Fiz tudo como ela mandou e subi pra casa da minha avó.
- Biaaaaaaaaaaaaaaaa – Diogo o escandaloso, ele não é gay, ela tem ate uma namorada que se chama Moniza e tão noivos. Ele amava, tinha prazer de me irritar e meche comigo – Não entendi como você pode perder tudo o que aconteceu essa semana.
- Primão, que saudade, sabe que eu to mentindo né – dei um abraço nele e me sentei-se à mesa onde todos estavam lá, minha mãe, meu pai, minha irmã, minha sobrinha, minha avo, minha tia e Diogo – Então quero saber de tudo, cadê a minha casa.
- Filha, não sei como dizer isso, mas estamos ricos – minha mãe disse meio sem jeito.
- Ham? Como assim, de manhã eu sou lerda vocês sabem, explica com detalhes – disse me ajeitando na cadeira.
- Bia, sua mãe ganhou na loteria, por isso vocês estão ricos – Diogo, por isso que eu gostava dele, ele falava na lata e era muito sincero.

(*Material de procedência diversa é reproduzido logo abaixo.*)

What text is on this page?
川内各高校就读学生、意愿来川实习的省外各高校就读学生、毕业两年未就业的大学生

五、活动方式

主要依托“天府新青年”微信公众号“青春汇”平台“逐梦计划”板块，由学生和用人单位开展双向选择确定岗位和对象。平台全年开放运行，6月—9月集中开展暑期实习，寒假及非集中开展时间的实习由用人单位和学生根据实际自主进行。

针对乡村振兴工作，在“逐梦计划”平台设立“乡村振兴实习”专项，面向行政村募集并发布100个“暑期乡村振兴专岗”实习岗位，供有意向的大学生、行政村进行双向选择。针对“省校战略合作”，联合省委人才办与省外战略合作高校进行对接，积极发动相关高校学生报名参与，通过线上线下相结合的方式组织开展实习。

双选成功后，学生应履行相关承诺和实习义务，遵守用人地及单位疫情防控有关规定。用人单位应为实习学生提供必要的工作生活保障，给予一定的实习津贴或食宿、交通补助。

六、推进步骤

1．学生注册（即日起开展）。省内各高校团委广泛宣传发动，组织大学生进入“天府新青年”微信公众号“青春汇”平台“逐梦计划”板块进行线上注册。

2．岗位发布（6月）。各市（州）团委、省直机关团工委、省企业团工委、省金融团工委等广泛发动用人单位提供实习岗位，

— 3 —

- É filha eu ganhei na loteria não foi na mega da virada, mas é um premio muito bom – minha mãe disse.
- Irmã, foi simplesmente quarenta milhões e duas casa de cinqüenta mil – minha boca abriu na mesma hora. Eu estava explodindo por dentro, explodindo.
- Então o que vocês estão fazendo aqui? – disse gritando e levantando – Bora gastar essa grana.
- Filha não é assim você sabe, eu você e seu pai temos que conversar.
- Eu sei mãe, tava dando um clima aqui, agitando, todo mundo alegre eeeeehhh – disse voltando a me sentar.
Fazer o que com quarenta milhões e duas casas? O plano da minha mãe era o seguinte: uma casa dela e uma da minha irmã, dez mil pra minha tia, pro meu primo e pra minha vo, dez milhões pra dividas e coisas afim e o resto ela guardaria. Mais ou menos assim.
- Mãe, não acredito, você escolheu uma casa aqui? Cara, Copacabana, Ipanema, Recreio, tanto lugar e você escolhe aqui, Ilha Do Governador, esse fim de mundo – disse praticamente cuspindo as palavras. Cara por um momento pensei que iría morar em um lugar legal da zona sul, sei lá, e eu vou continuar na mesma Ilha Do Governador de sempre.
- Beatriz eu te disse que vamos sair da Ilha quando você terminar o ensino médio na escola.
- Mas você pode contratar um motorista pra me trazer ate aqui depois me buscar.
- Já ta feito, já ta tudo resolvido não tem volta.
- Porque vocês não me contaram isso antes? – meu pai também estava lá, sem dizer uma palavra.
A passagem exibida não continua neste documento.